A business, for example, will typically have inputs that it purchases as it goes along, but will also require long-term inputs into the production process — a lease on a retail store, for example. (Employees who may, in principle, be freely dischargeable at-will employees, are probably in practice at least somewhat long-term inputs due to firm-specific knowledge and training and the costs of hiring and firing.) It also will produce products that may include short-term sales, longer-term contracts to supply clients, or both. It is likely that there will be some "duration mismatch" between inputs and outputs. In each case where the company is locked in to a decision years ahead of time, it risks a change in circumstances; if it is mostly selling as it goes along, it might wish to respond to an unexpected drop in demand by finding a way to cut production costs, but if it is selling mostly by long-term contract but has to buy its inputs day-to-day, it is subject to an increase in costs that it can't pass along. To the extent that it can specify prices in long-term contracts in terms of a unit of account that will drop in value if demand for its product goes down, or increase in value as competition for its supplies goes up, it will be easier for the company to responsibly engage in this business. A central bank that is trying to optimize its currency for use as a unit of account, therefore, will tend to devalue its currency when the economy in general is slowing down and increase its value (at least relative to expectations) when the economy is especially robust. These kinds of fluctuations in the value of actual holdings of the currency — long-term, as a store of value, or even short-term, as a medium of exchange, between the sale of one good or service and the purchase of another — will tend to make it less useful for those purposes. In a world where the central bank doesn't have to trade off these costs against the benefits of a countercyclical unit of account, it can focus on a better unit of account, while the other functions of money are provided elsewhere.

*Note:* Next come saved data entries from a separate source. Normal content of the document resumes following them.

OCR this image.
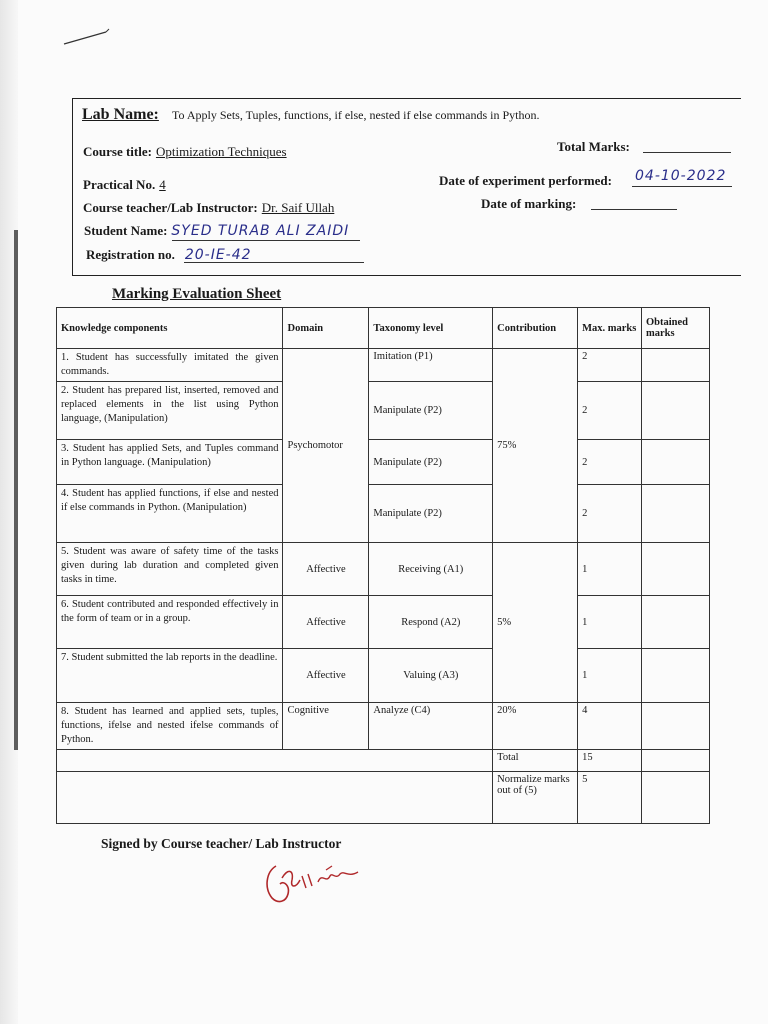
Lab Name: To Apply Sets, Tuples, functions, if else, nested if else commands in Python.
Course title: Optimization Techniques	Total Marks:
Practical No. 4	Date of experiment performed: 04-10-2022
Course teacher/Lab Instructor: Dr. Saif Ullah	Date of marking:
Student Name: SYED TURAB ALI ZAIDI
Registration no. 20-IE-42
Marking Evaluation Sheet
Knowledge components	Domain	Taxonomy level	Contribution	Max. marks	Obtained marks
1. Student has successfully imitated the given commands.	Psychomotor	Imitation (P1)	75%	2	
2. Student has prepared list, inserted, removed and replaced elements in the list using Python language, (Manipulation)		Manipulate (P2)		2	
3. Student has applied Sets, and Tuples command in Python language. (Manipulation)		Manipulate (P2)		2	
4. Student has applied functions, if else and nested if else commands in Python. (Manipulation)		Manipulate (P2)		2	
5. Student was aware of safety time of the tasks given during lab duration and completed given tasks in time.	Affective	Receiving (A1)	5%	1	
6. Student contributed and responded effectively in the form of team or in a group.	Affective	Respond (A2)		1	
7. Student submitted the lab reports in the deadline.	Affective	Valuing (A3)		1	
8. Student has learned and applied sets, tuples, functions, ifelse and nested ifelse commands of Python.	Cognitive	Analyze (C4)	20%	4	
			Total	15	
			Normalize marks out of (5)	5	
Signed by Course teacher/ Lab Instructor
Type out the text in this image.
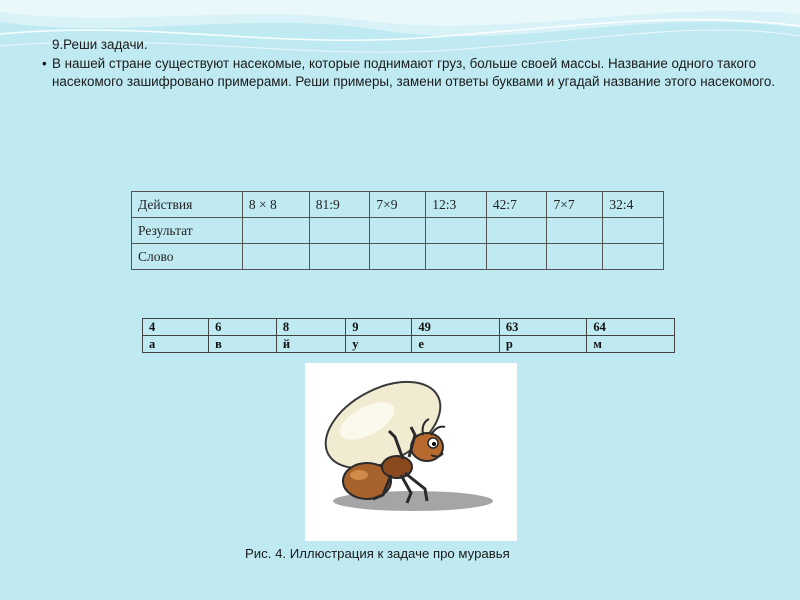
9.Реши задачи.
• В нашей стране существуют насекомые, которые поднимают груз, больше своей массы. Название одного такого насекомого зашифровано примерами. Реши примеры, замени ответы буквами и угадай название этого насекомого.
Действия	8 × 8	81:9	7×9	12:3	42:7	7×7	32:4
Результат							
Слово							
4	6	8	9	49	63	64
а	в	й	у	е	р	м
Рис. 4. Иллюстрация к задаче про муравья
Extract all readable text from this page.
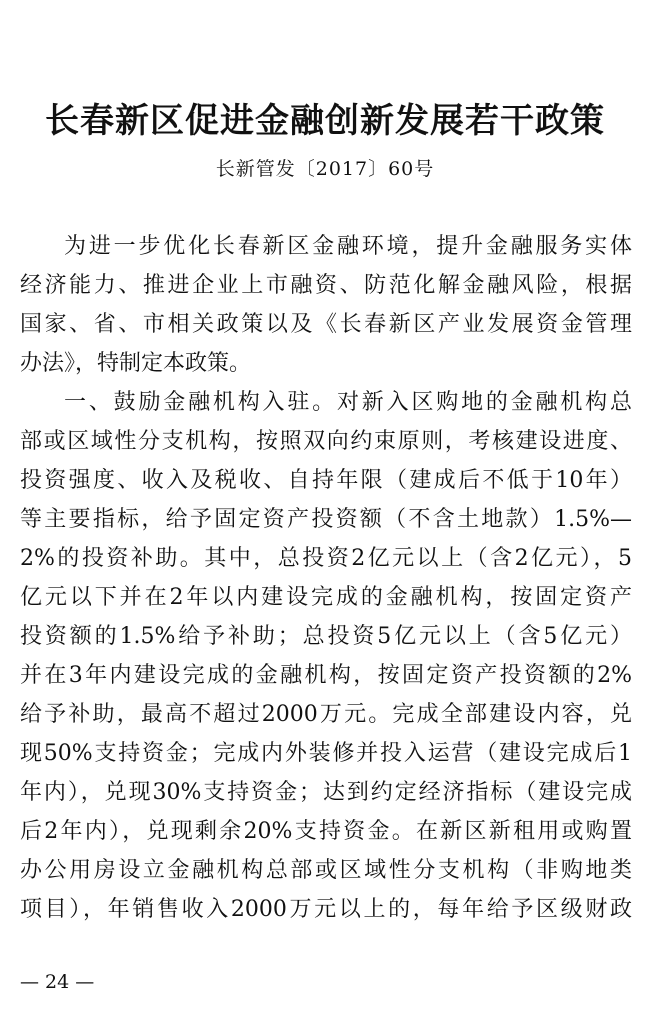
长春新区促进金融创新发展若干政策
长新管发〔2017〕60号
为进一步优化长春新区金融环境，提升金融服务实体
经济能力、推进企业上市融资、防范化解金融风险，根据
国家、省、市相关政策以及《长春新区产业发展资金管理
办法》，特制定本政策。
一、鼓励金融机构入驻。对新入区购地的金融机构总
部或区域性分支机构，按照双向约束原则，考核建设进度、
投资强度、收入及税收、自持年限（建成后不低于10年）
等主要指标，给予固定资产投资额（不含土地款）1.5%—
2%的投资补助。其中，总投资2亿元以上（含2亿元），5
亿元以下并在2年以内建设完成的金融机构，按固定资产
投资额的1.5%给予补助；总投资5亿元以上（含5亿元）
并在3年内建设完成的金融机构，按固定资产投资额的2%
给予补助，最高不超过2000万元。完成全部建设内容，兑
现50%支持资金；完成内外装修并投入运营（建设完成后1
年内），兑现30%支持资金；达到约定经济指标（建设完成
后2年内），兑现剩余20%支持资金。在新区新租用或购置
办公用房设立金融机构总部或区域性分支机构（非购地类
项目），年销售收入2000万元以上的，每年给予区级财政
— 24 —
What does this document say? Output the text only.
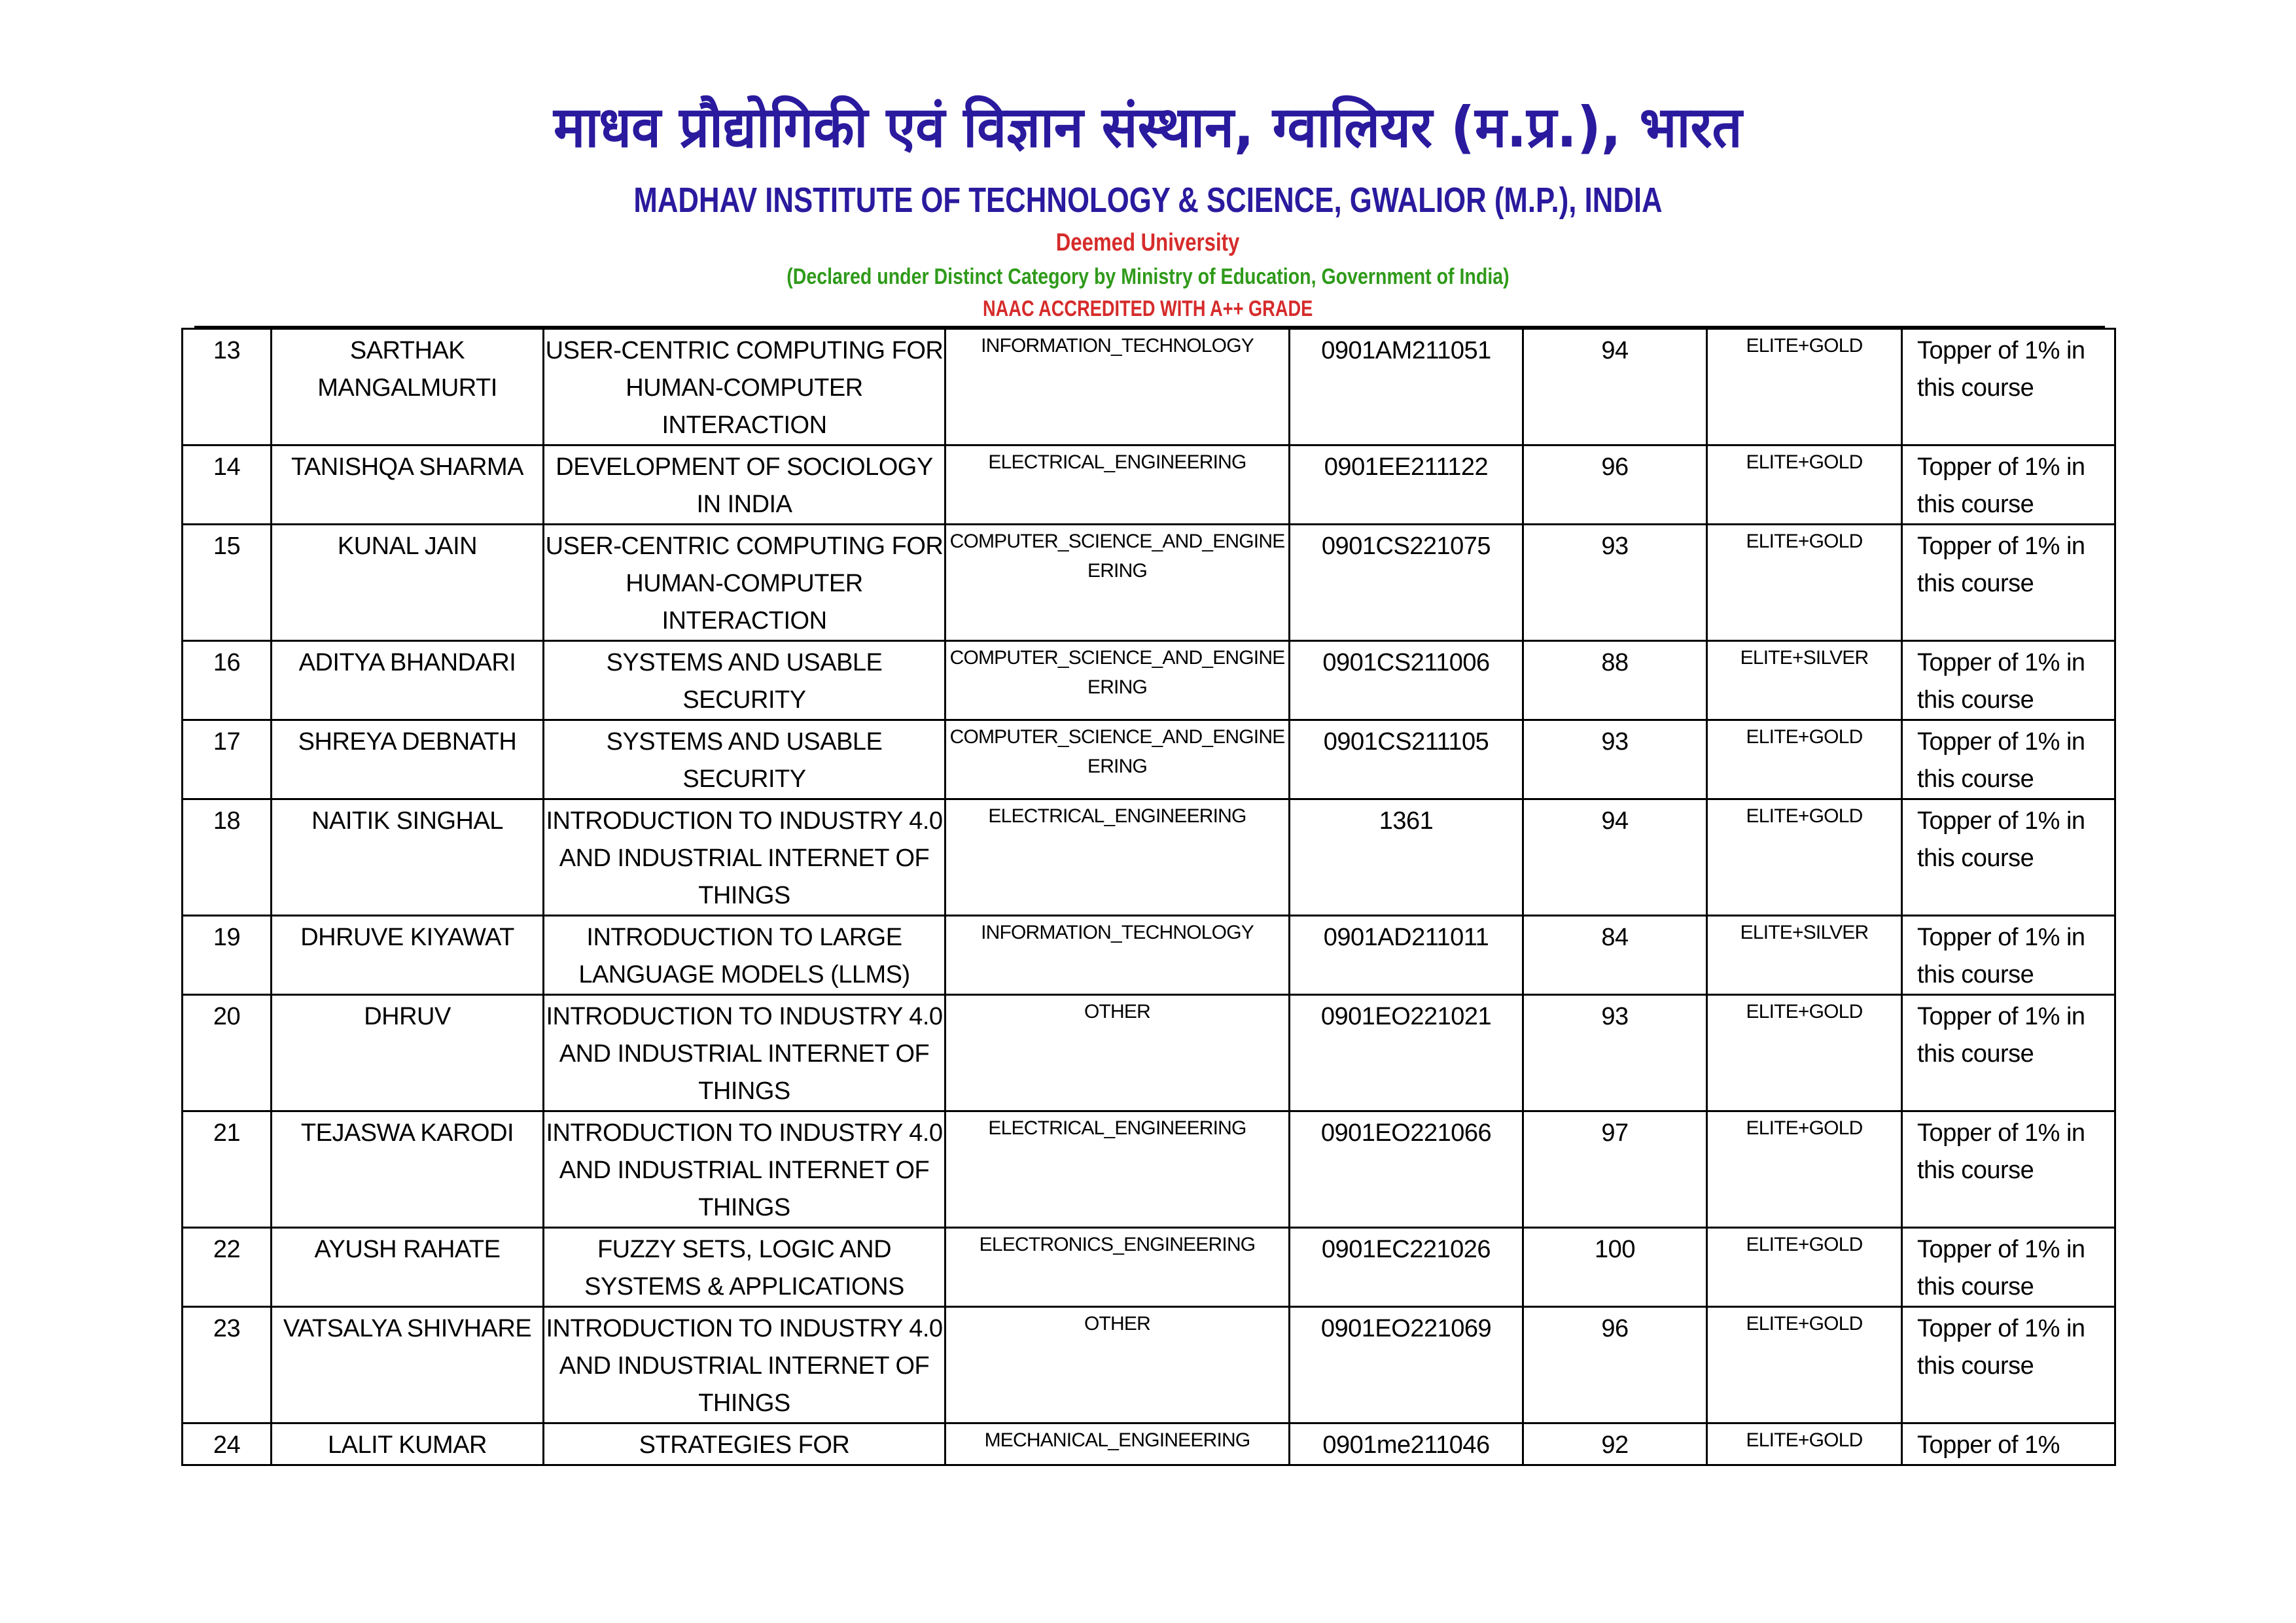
माधव प्रौद्योगिकी एवं विज्ञान संस्थान, ग्वालियर (म.प्र.), भारत
MADHAV INSTITUTE OF TECHNOLOGY & SCIENCE, GWALIOR (M.P.), INDIA
Deemed University
(Declared under Distinct Category by Ministry of Education, Government of India)
NAAC ACCREDITED WITH A++ GRADE
13	SARTHAK MANGALMURTI	USER-CENTRIC COMPUTING FOR HUMAN-COMPUTER INTERACTION	INFORMATION_TECHNOLOGY	0901AM211051	94	ELITE+GOLD	Topper of 1% in this course

14	TANISHQA SHARMA	DEVELOPMENT OF SOCIOLOGY IN INDIA	ELECTRICAL_ENGINEERING	0901EE211122	96	ELITE+GOLD	Topper of 1% in this course

15	KUNAL JAIN	USER-CENTRIC COMPUTING FOR HUMAN-COMPUTER INTERACTION	COMPUTER_SCIENCE_AND_ENGINEERING	0901CS221075	93	ELITE+GOLD	Topper of 1% in this course

16	ADITYA BHANDARI	SYSTEMS AND USABLE SECURITY	COMPUTER_SCIENCE_AND_ENGINEERING	0901CS211006	88	ELITE+SILVER	Topper of 1% in this course

17	SHREYA DEBNATH	SYSTEMS AND USABLE SECURITY	COMPUTER_SCIENCE_AND_ENGINEERING	0901CS211105	93	ELITE+GOLD	Topper of 1% in this course

18	NAITIK SINGHAL	INTRODUCTION TO INDUSTRY 4.0 AND INDUSTRIAL INTERNET OF THINGS	ELECTRICAL_ENGINEERING	1361	94	ELITE+GOLD	Topper of 1% in this course

19	DHRUVE KIYAWAT	INTRODUCTION TO LARGE LANGUAGE MODELS (LLMS)	INFORMATION_TECHNOLOGY	0901AD211011	84	ELITE+SILVER	Topper of 1% in this course

20	DHRUV	INTRODUCTION TO INDUSTRY 4.0 AND INDUSTRIAL INTERNET OF THINGS	OTHER	0901EO221021	93	ELITE+GOLD	Topper of 1% in this course

21	TEJASWA KARODI	INTRODUCTION TO INDUSTRY 4.0 AND INDUSTRIAL INTERNET OF THINGS	ELECTRICAL_ENGINEERING	0901EO221066	97	ELITE+GOLD	Topper of 1% in this course

22	AYUSH RAHATE	FUZZY SETS, LOGIC AND SYSTEMS & APPLICATIONS	ELECTRONICS_ENGINEERING	0901EC221026	100	ELITE+GOLD	Topper of 1% in this course

23	VATSALYA SHIVHARE	INTRODUCTION TO INDUSTRY 4.0 AND INDUSTRIAL INTERNET OF THINGS	OTHER	0901EO221069	96	ELITE+GOLD	Topper of 1% in this course

24	LALIT KUMAR	STRATEGIES FOR	MECHANICAL_ENGINEERING	0901me211046	92	ELITE+GOLD	Topper of 1%
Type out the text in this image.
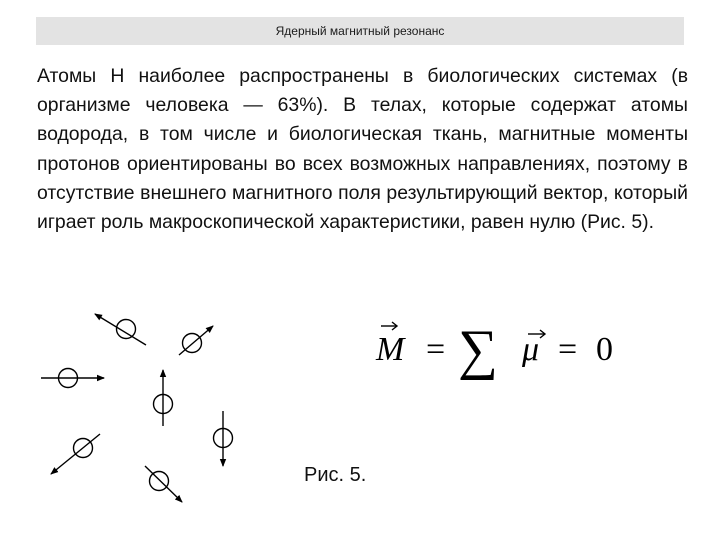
Ядерный магнитный резонанс

Атомы Н наиболее распространены в биологических системах (в организме человека — 63%). В телах, которые содержат атомы водорода, в том числе и биологическая ткань, магнитные моменты протонов ориентированы во всех возможных направлениях, поэтому в отсутствие внешнего магнитного поля результирующий вектор, который играет роль макроскопической характеристики, равен нулю (Рис. 5).

M = ∑ μ = 0
Рис. 5.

 There are (perhaps more compelling) arguments related to intertemporal substitution as well, but note that those explanations implicate the real interest rate rather than the nominal interest rate. You therefore need a story about how inflation and interest rates are simultaneously determined, and in particular why a decision by the fed to raise interest rates would reduce inflation expectations. These stories and explanations typically themselves come back to a "liquidity effect", so we're left with the same conundrum as the role of non-interest-bearing money atrophies.
To some extent, as long as the government is using it as a unit of account — specifying tax liabilities, contract payments, and social security benefits in dollars, and even taxing the deviation between our new electronic currency and the dollar as "interest income" — it can be kept relevant by fiat.